The ChainAction would be used to transfer parameters when a chain is 
executing. Like so:
ThreadLocal previousAction = new ThreadLocal();
public String execute()
   throws Exception
{
   Object previous = previousAction.get();
   if (previous != null)
 // Copy parameters from previous to current

   previousAction.set(currentTargetAction);

   try
   {
  return next.execute();
   } finally
   {
  if (previous != null)
 previousAction.set(previous);
   }
}
---
This would allow the action itself to call other actions in its 
execute() method and have parameters be transferred transparently: public String 
execute()
   throws Exception
{
   Action myAction1 = ActionFactory.getAction(foo1);
   Action myAction2 = ActionFactory.getAction(foo2);
   myAction1.execute();
   myAction2.execute();

   return SUCCESS;
}
--
Both the above actions would have secured execution (thanks to 
SecureAction) and copied parameters from the parent, and with very 
little work. The action can then also decide whether to ignore what they 
return, or to return SUCCESS iff all actions succeed. A helper can 
easily run them in parallel. Etc. There are LOTS of possibilities here, 
but the main point is that the code would be very clean.

And, the old way to do augmented actions was to do a subclass and 
override execute(), do stuff (e.g. security checks), then do 
super.execute() which in turn could do things, and finally call 
doExecute(). That is (obviously?) a rather cumbersome, static, and 
generally boring way to do things, and I think using action proxy chains 
would be both easier and more dynamic. Plus, they could be configured in 
XML instead of specified explicitly through inheritance.

And, once you get into runtime attributes (which I have, courtesy of the 
AOP framework I'm fiddling with) it gets even cooler, because then you 
can configure the chain by using attributes. Like so:
/**
  * @attributes
  *filters=secure,chain,validation
  *success=blah.vm
  *error=failure.vm
  */
---
And if you feel like the above is providing too much info in code then 
simply introduce pre-packaged stacks:
config
   filters name=standard
 filter name=secure/
 filter name=chain/
 filter name=validation/
   /filters
/config
along with the runtime attribute definition:
/**
  * @attributes
  *filters=standard
  */

(BTW, I can *guarantee* you that before long we're going to see runtime 
attributes being pushed into IDE's rather than having them as Javadoc, 
so it's going to be really truly awesome)
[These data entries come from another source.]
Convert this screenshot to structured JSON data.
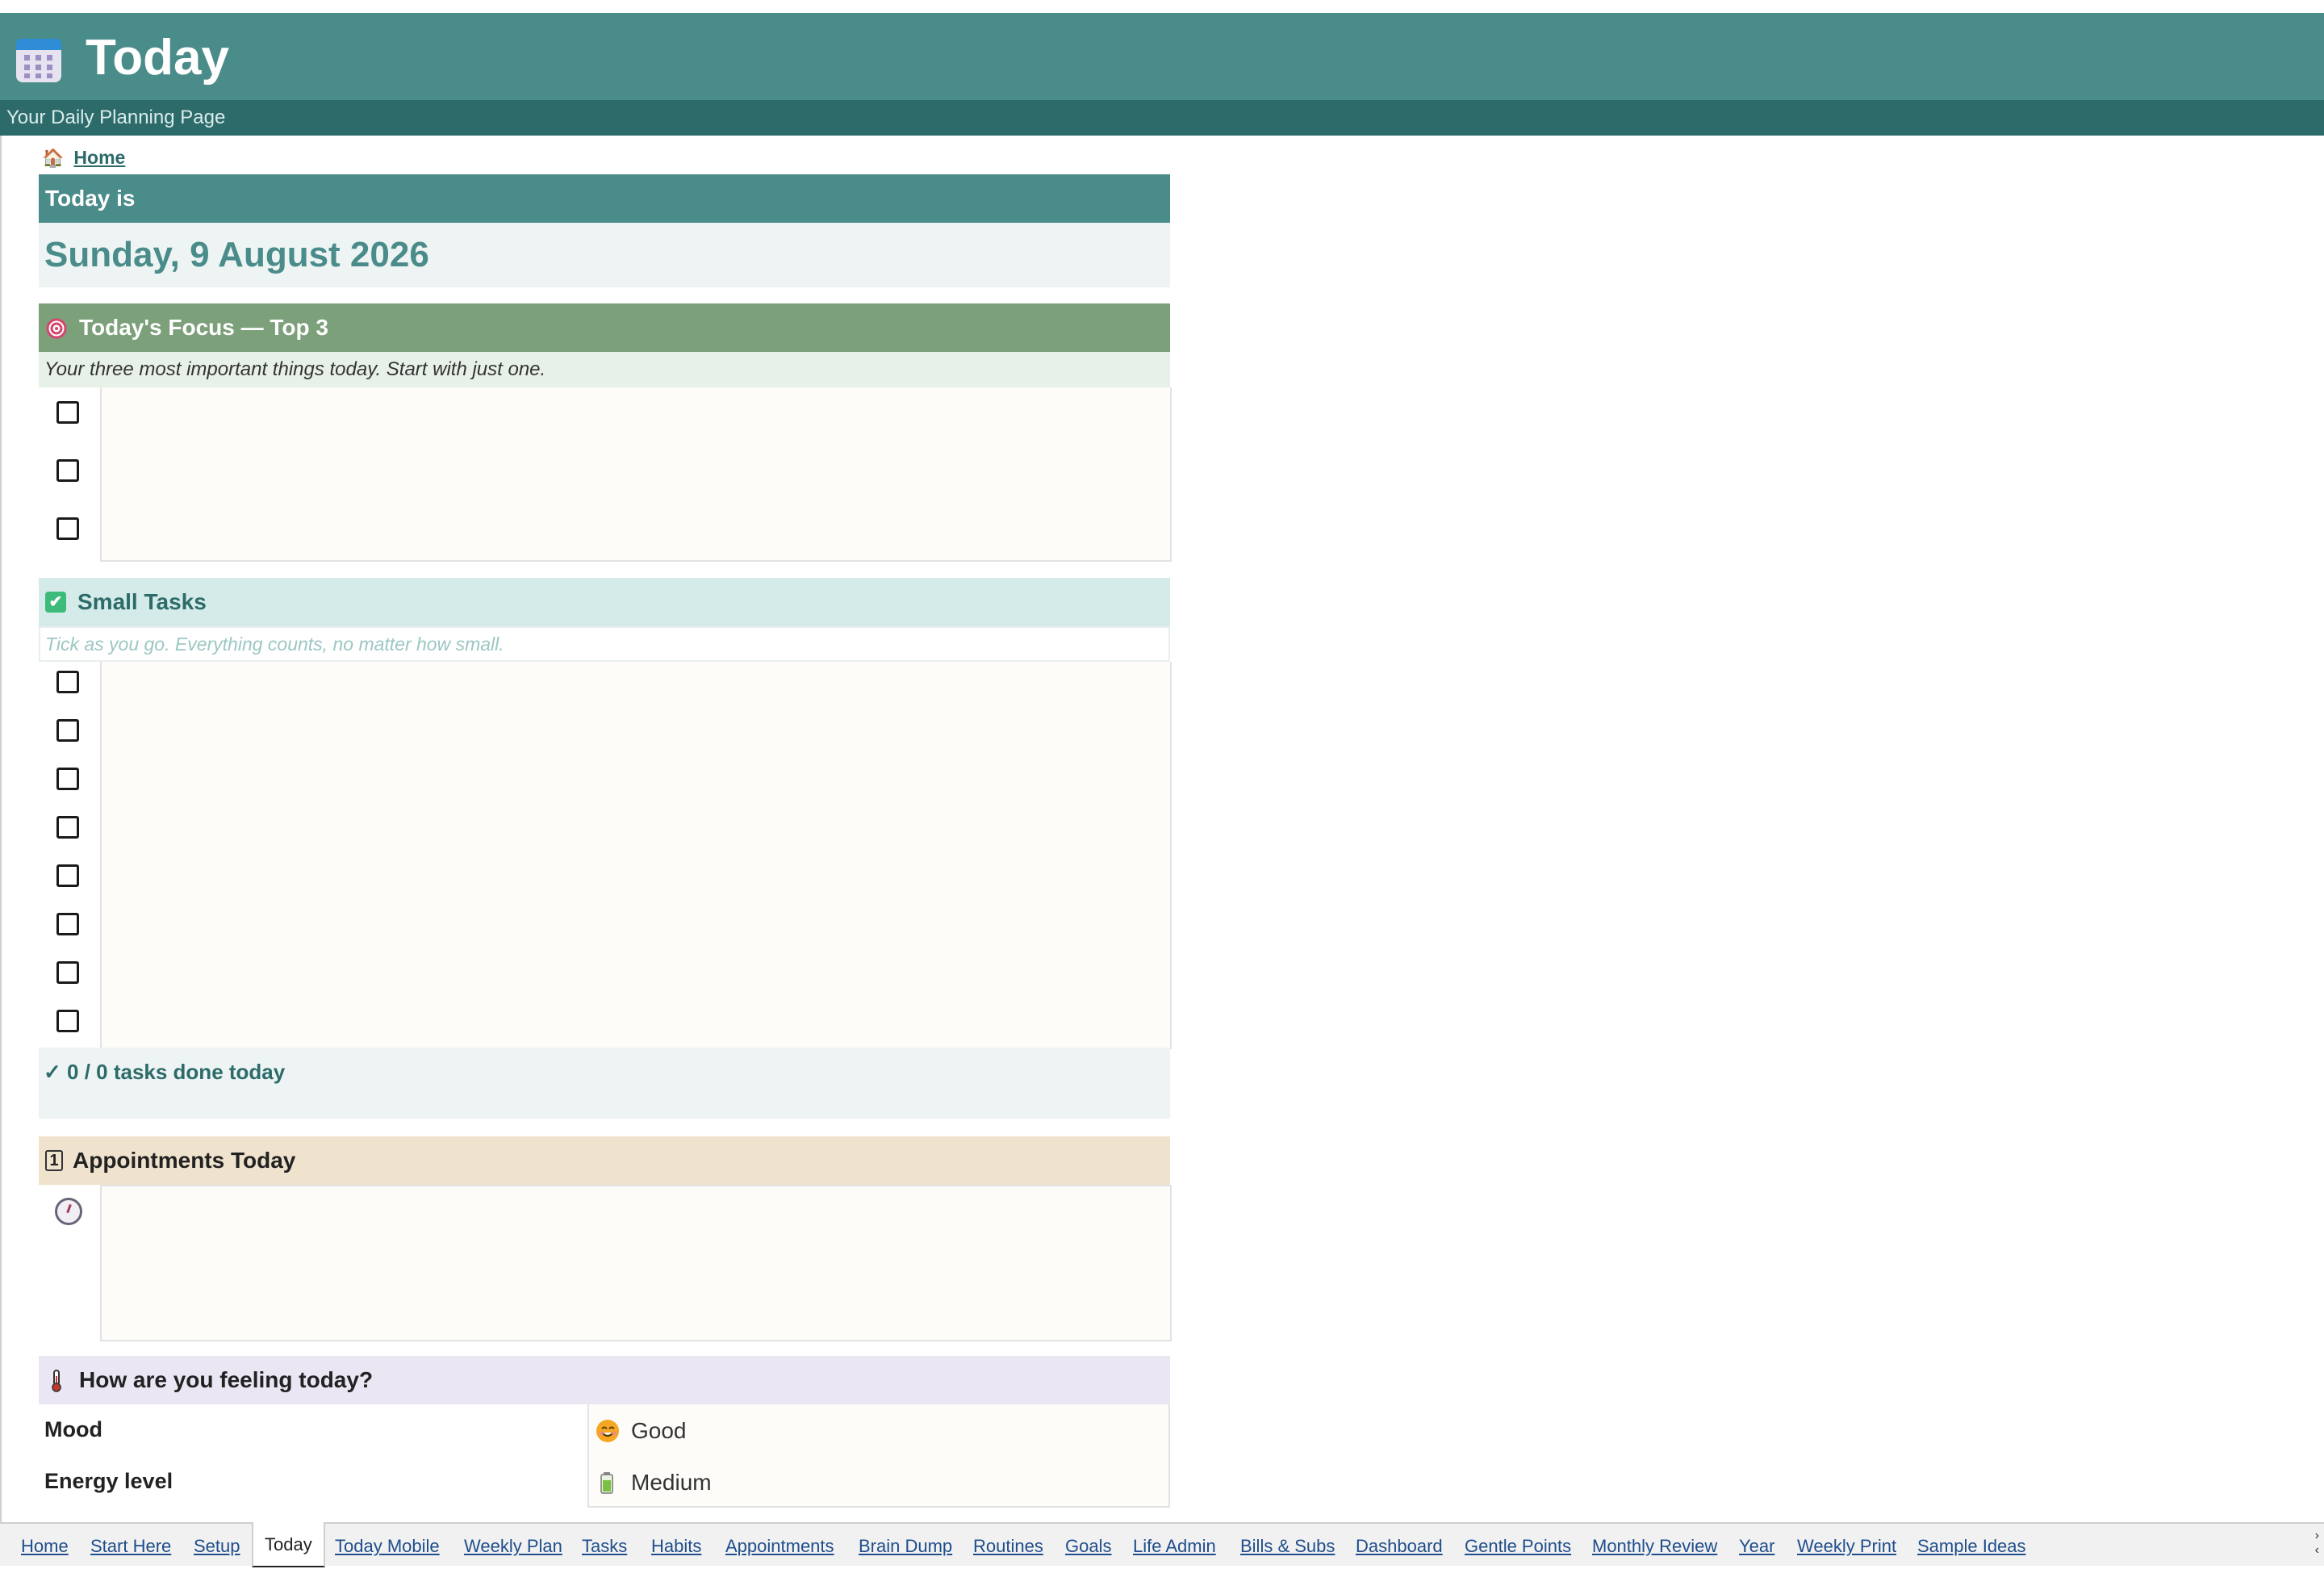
{
  "header": {
    "title": "Today",
    "subtitle": "Your Daily Planning Page",
    "app_icon": "calendar-icon",
    "banner_color": "#4a8c8a",
    "sub_banner_color": "#2d6b6a"
  },
  "nav": {
    "home_icon": "house-icon",
    "home_label": "Home"
  },
  "today": {
    "label": "Today is",
    "date": "Sunday, 9 August 2026"
  },
  "focus": {
    "icon": "target-icon",
    "title": "Today's Focus — Top 3",
    "note": "Your three most important things today. Start with just one.",
    "items": [
      {
        "checked": false,
        "text": ""
      },
      {
        "checked": false,
        "text": ""
      },
      {
        "checked": false,
        "text": ""
      }
    ]
  },
  "small_tasks": {
    "icon": "check-box-icon",
    "title": "Small Tasks",
    "placeholder": "Tick as you go. Everything counts, no matter how small.",
    "items": [
      {
        "checked": false,
        "text": ""
      },
      {
        "checked": false,
        "text": ""
      },
      {
        "checked": false,
        "text": ""
      },
      {
        "checked": false,
        "text": ""
      },
      {
        "checked": false,
        "text": ""
      },
      {
        "checked": false,
        "text": ""
      },
      {
        "checked": false,
        "text": ""
      },
      {
        "checked": false,
        "text": ""
      }
    ],
    "progress": "✓ 0 / 0 tasks done today"
  },
  "appointments": {
    "icon": "calendar-number-icon",
    "title": "Appointments Today",
    "time_icon": "clock-icon"
  },
  "feelings": {
    "icon": "thermometer-icon",
    "title": "How are you feeling today?",
    "mood_label": "Mood",
    "mood_icon": "smiling-face-icon",
    "mood_value": "Good",
    "energy_label": "Energy level",
    "energy_icon": "battery-icon",
    "energy_value": "Medium"
  },
  "tabs": [
    {
      "label": "Home",
      "active": false
    },
    {
      "label": "Start Here",
      "active": false
    },
    {
      "label": "Setup",
      "active": false
    },
    {
      "label": "Today",
      "active": true
    },
    {
      "label": "Today Mobile",
      "active": false
    },
    {
      "label": "Weekly Plan",
      "active": false
    },
    {
      "label": "Tasks",
      "active": false
    },
    {
      "label": "Habits",
      "active": false
    },
    {
      "label": "Appointments",
      "active": false
    },
    {
      "label": "Brain Dump",
      "active": false
    },
    {
      "label": "Routines",
      "active": false
    },
    {
      "label": "Goals",
      "active": false
    },
    {
      "label": "Life Admin",
      "active": false
    },
    {
      "label": "Bills & Subs",
      "active": false
    },
    {
      "label": "Dashboard",
      "active": false
    },
    {
      "label": "Gentle Points",
      "active": false
    },
    {
      "label": "Monthly Review",
      "active": false
    },
    {
      "label": "Year",
      "active": false
    },
    {
      "label": "Weekly Print",
      "active": false
    },
    {
      "label": "Sample Ideas",
      "active": false
    }
  ]
}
and if you want to go really funky then redefine stacks like so: config
   filters name=standard
 filter name=mycustomfilter/
 filters name=defaultstandard/
   /filters

   filters name=defaultstandard
 filter name=secure/
 filter name=chain/
 filter name=validation/
   /filters
/config

and without changing any code/javadoc you just changed the way all 
actions that use the standard filter stack works. Pretty neat.